Sir Alex Ferguson always maintained that Solskjaer was so lethal when coming off the bench because, unlike today’s iGadget brandishing replacements, the “baby faced assassin” as he was then known, used to pay real attention to the game that was unfolding before his eyes, meticulously watching the opposition defenders and plotting their downfall from afar. When Fergie gave Ole the nod to come on, the striker would already know what he was going to try and achieve and managed to score 28 times after coming off the bench, a United record.
This level of tactical awareness and the ability to read what is developing on the pitch will have surely been a key factor in Solskjaer’s early successes as a manager in his home country, and I believe that in Solskjaer, Villa could find themselves with the next up and coming young manager and the latest in a long line of managers who have played for Fergie.
Of course, tactical nous on its own is not good enough to manage a club at the highest level, you need to be able to handle the media and manage the players as people, two things I believe Solskjaer will excel in, having seen his ice cool personal come through in interviews over the years. Solskjaer has always come across as a reasonably relaxed, approachable person, but nevertheless a dedicated and hard working professional who will no doubt expect the same from his players.
Ultimately, managers are judged by their activities in the transfer market and results on the pitch and it will be interesting to see how Solskjaer handles a Premier League transfer budget and the players that he brings in. Given the number of young players at Aston Villa at the moment, I can easily see a young up and coming manager getting one heck of a lot more out of the players than Alex McLeish ever did, although it could be argued that it would be difficult for a manager to get any less out of Aston Villa’s class of 2012.
So far in this article I have done nothing but praise the former Manchester United forward and his tutor, whom he will no doubt learned a lot from.
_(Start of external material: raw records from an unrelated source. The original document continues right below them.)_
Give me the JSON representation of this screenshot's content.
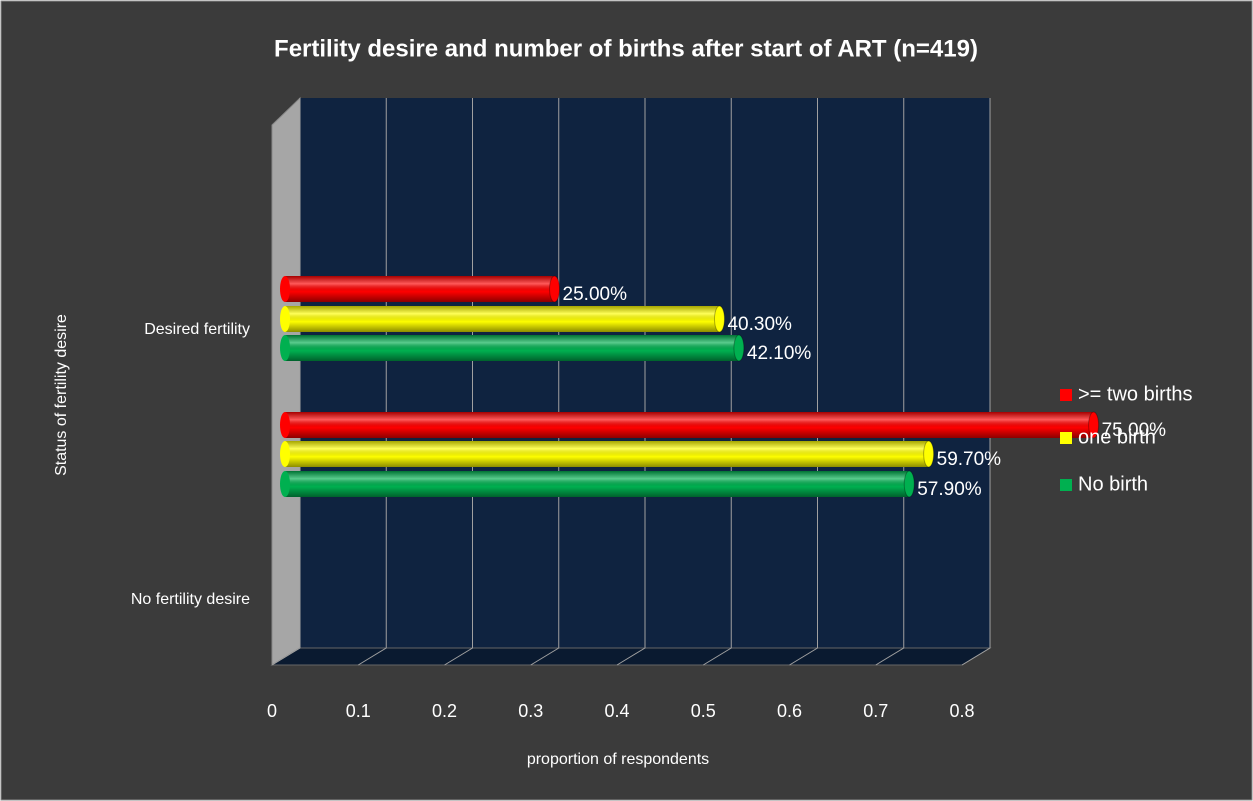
{
  "chart_data": {
    "type": "bar",
    "orientation": "horizontal",
    "title": "Fertility desire and number of births after start of ART (n=419)",
    "x_label": "proportion of respondents",
    "y_label": "Status of fertility desire",
    "categories": [
      "Desired fertility",
      "No fertility desire"
    ],
    "series": [
      {
        "name": ">= two births",
        "color": "#ff0000",
        "values": [
          0.25,
          0.75
        ],
        "value_labels": [
          "25.00%",
          "75.00%"
        ]
      },
      {
        "name": "one birth",
        "color": "#ffff00",
        "values": [
          0.403,
          0.597
        ],
        "value_labels": [
          "40.30%",
          "59.70%"
        ]
      },
      {
        "name": "No birth",
        "color": "#00b050",
        "values": [
          0.421,
          0.579
        ],
        "value_labels": [
          "42.10%",
          "57.90%"
        ]
      }
    ],
    "xlim": [
      0,
      0.8
    ],
    "xticks": [
      0,
      0.1,
      0.2,
      0.3,
      0.4,
      0.5,
      0.6,
      0.7,
      0.8
    ],
    "grid": true,
    "legend": "right"
  }
}
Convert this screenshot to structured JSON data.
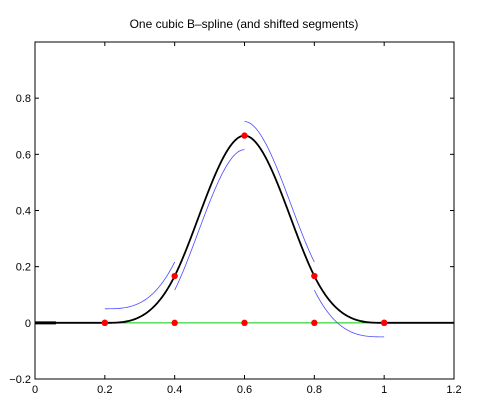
{
  "chart_data": {
    "type": "line",
    "title": "One cubic B–spline (and shifted segments)",
    "xlabel": "",
    "ylabel": "",
    "xlim": [
      0,
      1.2
    ],
    "ylim": [
      -0.2,
      1.0
    ],
    "grid": false,
    "legend": "none",
    "x_ticks": [
      0,
      0.2,
      0.4,
      0.6,
      0.8,
      1,
      1.2
    ],
    "x_tick_labels": [
      "0",
      "0.2",
      "0.4",
      "0.6",
      "0.8",
      "1",
      "1.2"
    ],
    "y_ticks": [
      -0.2,
      0,
      0.2,
      0.4,
      0.6,
      0.8
    ],
    "y_tick_labels": [
      "−0.2",
      "0",
      "0.2",
      "0.4",
      "0.6",
      "0.8"
    ],
    "spline": {
      "knots": [
        0.2,
        0.4,
        0.6,
        0.8,
        1.0
      ],
      "domain": [
        0,
        1.2
      ],
      "color": "#000000"
    },
    "shifted_segments": {
      "color": "#4b4bff",
      "segments": [
        {
          "x_start": 0.2,
          "x_end": 0.4,
          "shift": 0.05
        },
        {
          "x_start": 0.4,
          "x_end": 0.6,
          "shift": -0.05
        },
        {
          "x_start": 0.6,
          "x_end": 0.8,
          "shift": 0.05
        },
        {
          "x_start": 0.8,
          "x_end": 1.0,
          "shift": -0.05
        }
      ]
    },
    "baseline_segment": {
      "x": [
        0.2,
        1.0
      ],
      "y": 0,
      "color": "#00cc00"
    },
    "knot_points": {
      "color": "#ff0000",
      "x": [
        0.2,
        0.4,
        0.6,
        0.8,
        1.0
      ],
      "y": [
        0,
        0.1667,
        0.6667,
        0.1667,
        0
      ]
    },
    "baseline_points": {
      "color": "#ff0000",
      "x": [
        0.2,
        0.4,
        0.6,
        0.8,
        1.0
      ],
      "y": [
        0,
        0,
        0,
        0,
        0
      ]
    }
  }
}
I’ve spelled out all the reasons I would want Solskjaer to manage my team if I were Randy Lerner, but I have a feeling that Villa will have to really pull out the stops to obtain the Norwegian’s signature.
But why would Solskjaer want to manage Villa?
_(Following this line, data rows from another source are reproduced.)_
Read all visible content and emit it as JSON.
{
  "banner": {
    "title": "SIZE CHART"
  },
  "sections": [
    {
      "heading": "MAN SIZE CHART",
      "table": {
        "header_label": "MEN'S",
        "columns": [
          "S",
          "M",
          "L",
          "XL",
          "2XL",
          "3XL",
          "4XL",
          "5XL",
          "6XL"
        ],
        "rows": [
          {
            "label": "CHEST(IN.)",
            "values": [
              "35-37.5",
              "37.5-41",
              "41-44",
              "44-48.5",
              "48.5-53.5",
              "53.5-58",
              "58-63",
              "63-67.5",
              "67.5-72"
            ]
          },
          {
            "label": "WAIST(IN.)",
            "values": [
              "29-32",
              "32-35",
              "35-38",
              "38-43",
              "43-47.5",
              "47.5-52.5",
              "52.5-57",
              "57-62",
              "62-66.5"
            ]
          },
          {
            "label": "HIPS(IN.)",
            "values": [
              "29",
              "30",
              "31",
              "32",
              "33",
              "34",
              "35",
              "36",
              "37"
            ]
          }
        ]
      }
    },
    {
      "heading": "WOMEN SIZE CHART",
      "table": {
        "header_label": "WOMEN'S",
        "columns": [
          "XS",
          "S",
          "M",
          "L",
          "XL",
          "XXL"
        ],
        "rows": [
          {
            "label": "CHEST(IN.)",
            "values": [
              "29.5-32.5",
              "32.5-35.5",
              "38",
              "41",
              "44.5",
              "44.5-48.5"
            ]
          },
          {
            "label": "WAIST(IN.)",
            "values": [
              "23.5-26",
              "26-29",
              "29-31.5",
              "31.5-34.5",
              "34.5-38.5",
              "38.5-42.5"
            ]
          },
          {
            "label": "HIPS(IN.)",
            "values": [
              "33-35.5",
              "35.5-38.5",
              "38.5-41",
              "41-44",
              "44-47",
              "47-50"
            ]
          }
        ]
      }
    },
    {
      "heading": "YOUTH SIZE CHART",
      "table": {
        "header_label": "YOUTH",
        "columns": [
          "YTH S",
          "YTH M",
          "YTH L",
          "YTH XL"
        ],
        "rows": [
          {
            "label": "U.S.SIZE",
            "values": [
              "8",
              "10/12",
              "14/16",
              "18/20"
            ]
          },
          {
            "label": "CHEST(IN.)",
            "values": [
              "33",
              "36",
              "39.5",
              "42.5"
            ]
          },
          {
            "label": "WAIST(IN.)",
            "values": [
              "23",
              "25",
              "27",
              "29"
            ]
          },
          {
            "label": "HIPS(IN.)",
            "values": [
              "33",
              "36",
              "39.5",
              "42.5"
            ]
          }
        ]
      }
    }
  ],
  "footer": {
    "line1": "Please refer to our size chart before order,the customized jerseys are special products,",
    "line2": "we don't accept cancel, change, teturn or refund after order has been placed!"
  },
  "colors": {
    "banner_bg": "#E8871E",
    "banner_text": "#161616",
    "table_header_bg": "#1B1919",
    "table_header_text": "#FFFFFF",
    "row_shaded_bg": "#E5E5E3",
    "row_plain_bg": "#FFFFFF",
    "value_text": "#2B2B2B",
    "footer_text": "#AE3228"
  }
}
Sure, stepping up from the Norwegian league to the Premier League sounds like something only a fool would turn down, at least on the surface of thing anyway, but if you scratch beneath the surface I think there are plenty of reason’s for Solskjaer to be cautious about risking his reputation in the Midlands.
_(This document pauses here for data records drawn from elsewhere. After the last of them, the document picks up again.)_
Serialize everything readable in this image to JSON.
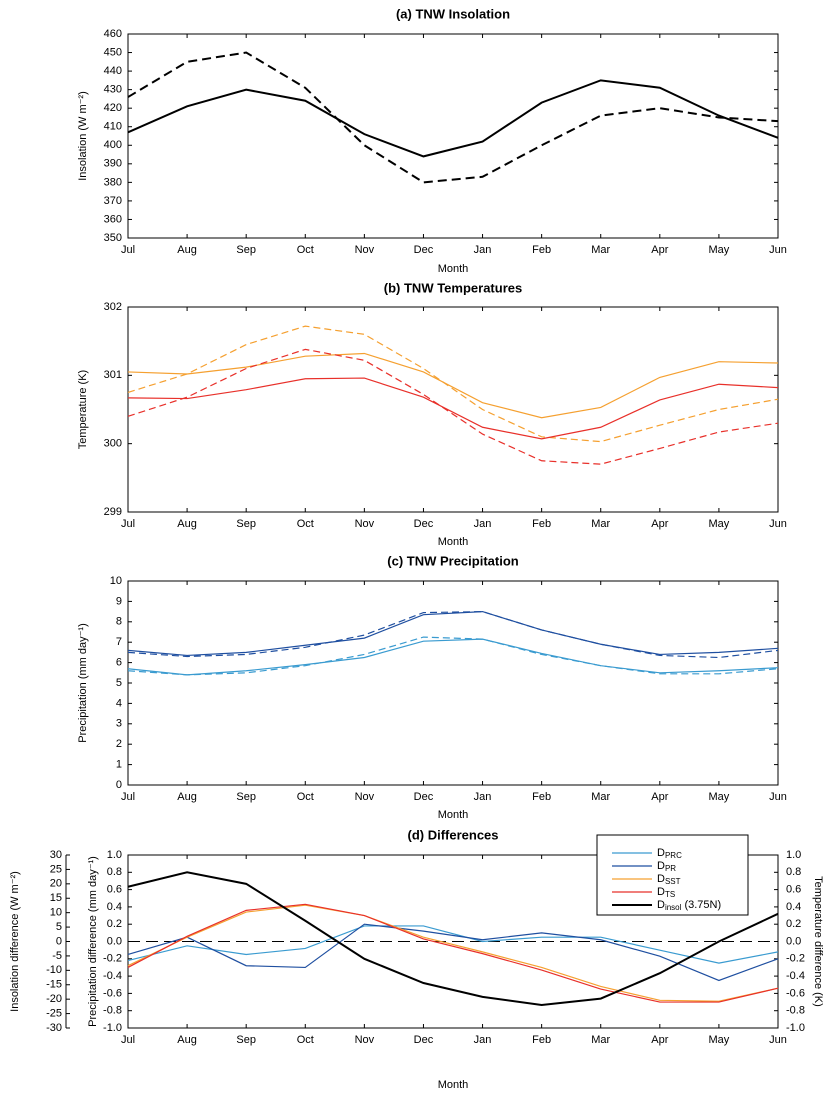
{
  "chart_data": [
    {
      "type": "line",
      "title": "(a) TNW Insolation",
      "x_label": "Month",
      "y_label": "Insolation (W m⁻²)",
      "categories": [
        "Jul",
        "Aug",
        "Sep",
        "Oct",
        "Nov",
        "Dec",
        "Jan",
        "Feb",
        "Mar",
        "Apr",
        "May",
        "Jun"
      ],
      "ylim": [
        350,
        460
      ],
      "yticks": [
        350,
        360,
        370,
        380,
        390,
        400,
        410,
        420,
        430,
        440,
        450,
        460
      ],
      "series": [
        {
          "color": "#000000",
          "dashed": false,
          "values": [
            407,
            421,
            430,
            424,
            406,
            394,
            402,
            423,
            435,
            431,
            416,
            404
          ]
        },
        {
          "color": "#000000",
          "dashed": true,
          "values": [
            426,
            445,
            450,
            431,
            400,
            380,
            383,
            400,
            416,
            420,
            415,
            413
          ]
        }
      ]
    },
    {
      "type": "line",
      "title": "(b) TNW Temperatures",
      "x_label": "Month",
      "y_label": "Temperature (K)",
      "categories": [
        "Jul",
        "Aug",
        "Sep",
        "Oct",
        "Nov",
        "Dec",
        "Jan",
        "Feb",
        "Mar",
        "Apr",
        "May",
        "Jun"
      ],
      "ylim": [
        299,
        302
      ],
      "yticks": [
        299,
        300,
        301,
        302
      ],
      "series": [
        {
          "color": "#f5a030",
          "dashed": false,
          "values": [
            301.05,
            301.02,
            301.12,
            301.28,
            301.32,
            301.05,
            300.6,
            300.38,
            300.53,
            300.97,
            301.2,
            301.18
          ]
        },
        {
          "color": "#f5a030",
          "dashed": true,
          "values": [
            300.75,
            301.02,
            301.45,
            301.72,
            301.6,
            301.1,
            300.5,
            300.1,
            300.03,
            300.27,
            300.5,
            300.65
          ]
        },
        {
          "color": "#e8302a",
          "dashed": false,
          "values": [
            300.67,
            300.66,
            300.79,
            300.95,
            300.96,
            300.68,
            300.24,
            300.07,
            300.24,
            300.64,
            300.87,
            300.82
          ]
        },
        {
          "color": "#e8302a",
          "dashed": true,
          "values": [
            300.4,
            300.68,
            301.1,
            301.38,
            301.22,
            300.72,
            300.14,
            299.75,
            299.7,
            299.93,
            300.17,
            300.3
          ]
        }
      ]
    },
    {
      "type": "line",
      "title": "(c) TNW Precipitation",
      "x_label": "Month",
      "y_label": "Precipitation (mm day⁻¹)",
      "categories": [
        "Jul",
        "Aug",
        "Sep",
        "Oct",
        "Nov",
        "Dec",
        "Jan",
        "Feb",
        "Mar",
        "Apr",
        "May",
        "Jun"
      ],
      "ylim": [
        0,
        10
      ],
      "yticks": [
        0,
        1,
        2,
        3,
        4,
        5,
        6,
        7,
        8,
        9,
        10
      ],
      "series": [
        {
          "color": "#1f4fa0",
          "dashed": false,
          "values": [
            6.6,
            6.35,
            6.5,
            6.85,
            7.2,
            8.35,
            8.5,
            7.6,
            6.9,
            6.4,
            6.5,
            6.7
          ]
        },
        {
          "color": "#1f4fa0",
          "dashed": true,
          "values": [
            6.5,
            6.3,
            6.4,
            6.75,
            7.35,
            8.45,
            8.5,
            7.6,
            6.9,
            6.35,
            6.25,
            6.6
          ]
        },
        {
          "color": "#3a9bd0",
          "dashed": false,
          "values": [
            5.7,
            5.4,
            5.6,
            5.9,
            6.25,
            7.05,
            7.15,
            6.45,
            5.85,
            5.5,
            5.6,
            5.75
          ]
        },
        {
          "color": "#3a9bd0",
          "dashed": true,
          "values": [
            5.6,
            5.4,
            5.5,
            5.85,
            6.4,
            7.25,
            7.15,
            6.4,
            5.85,
            5.45,
            5.45,
            5.7
          ]
        }
      ]
    },
    {
      "type": "line",
      "title": "(d) Differences",
      "x_label": "Month",
      "y_label": "Precipitation difference (mm day⁻¹)",
      "y2_label": "Temperature difference (K)",
      "y3_label": "Insolation difference (W m⁻²)",
      "categories": [
        "Jul",
        "Aug",
        "Sep",
        "Oct",
        "Nov",
        "Dec",
        "Jan",
        "Feb",
        "Mar",
        "Apr",
        "May",
        "Jun"
      ],
      "ylim": [
        -1,
        1
      ],
      "yticks": [
        {
          "value": -1,
          "label": "-1.0"
        },
        -0.8,
        -0.6,
        -0.4,
        -0.2,
        {
          "value": 0,
          "label": "0.0"
        },
        0.2,
        0.4,
        0.6,
        0.8,
        {
          "value": 1,
          "label": "1.0"
        }
      ],
      "y2lim": [
        -1,
        1
      ],
      "y2ticks": [
        {
          "value": -1,
          "label": "-1.0"
        },
        -0.8,
        -0.6,
        -0.4,
        -0.2,
        {
          "value": 0,
          "label": "0.0"
        },
        0.2,
        0.4,
        0.6,
        0.8,
        {
          "value": 1,
          "label": "1.0"
        }
      ],
      "y3lim": [
        -30,
        30
      ],
      "y3ticks": [
        -30,
        -25,
        -20,
        -15,
        -10,
        -5,
        0,
        5,
        10,
        15,
        20,
        25,
        30
      ],
      "series": [
        {
          "name": "D",
          "sub": "PRC",
          "color": "#3a9bd0",
          "axis": "y",
          "values": [
            -0.22,
            -0.05,
            -0.15,
            -0.08,
            0.18,
            0.18,
            0.0,
            0.05,
            0.05,
            -0.1,
            -0.25,
            -0.12
          ]
        },
        {
          "name": "D",
          "sub": "PR",
          "color": "#1f4fa0",
          "axis": "y",
          "values": [
            -0.15,
            0.05,
            -0.28,
            -0.3,
            0.2,
            0.12,
            0.02,
            0.1,
            0.02,
            -0.17,
            -0.45,
            -0.2
          ]
        },
        {
          "name": "D",
          "sub": "SST",
          "color": "#f5a030",
          "axis": "y2",
          "values": [
            -0.28,
            0.05,
            0.34,
            0.42,
            0.3,
            0.05,
            -0.12,
            -0.3,
            -0.52,
            -0.68,
            -0.69,
            -0.54
          ]
        },
        {
          "name": "D",
          "sub": "TS",
          "color": "#e8302a",
          "axis": "y2",
          "values": [
            -0.3,
            0.06,
            0.36,
            0.43,
            0.3,
            0.03,
            -0.14,
            -0.33,
            -0.55,
            -0.7,
            -0.7,
            -0.54
          ]
        },
        {
          "name": "D",
          "sub": "insol",
          "suffix": " (3.75N)",
          "color": "#000000",
          "axis": "y3",
          "values": [
            19,
            24,
            20,
            7.2,
            -6,
            -14.4,
            -19.2,
            -22,
            -19.8,
            -11,
            0,
            9.6
          ]
        }
      ]
    }
  ]
}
As I previously stated, whilst manager of Manchester United Reserves, Solskjaer was approached by his country about taking up the reigns at the Norwegian National Team, Solskjaer declined the opportunity, saying that he was not ready to make the step so early in his career. If big clubs like Aston Villa are coming in for him off of the back of a successful season in Norway and a reference from Sir Alex so early on in his managerial career, then Solskjaer may stay at Molde FK for another season, waiting for a club who are in a better position than Villa currently are to come in for him.
I have a feeling that Ole Gunnar Solskjaer is no mug and will continue to progress his career, but at his own pace. If Villa want to bring the former “super sub” to their dugout then Randy Lerner is going to have to convince Solskjaer that he will be given the full backing of the board, something the last few Villa managers have not had in my honest opinion, otherwise they could miss out on one of the hottest up and coming young managers in Europe right now and the lift that the Villains so desperately need.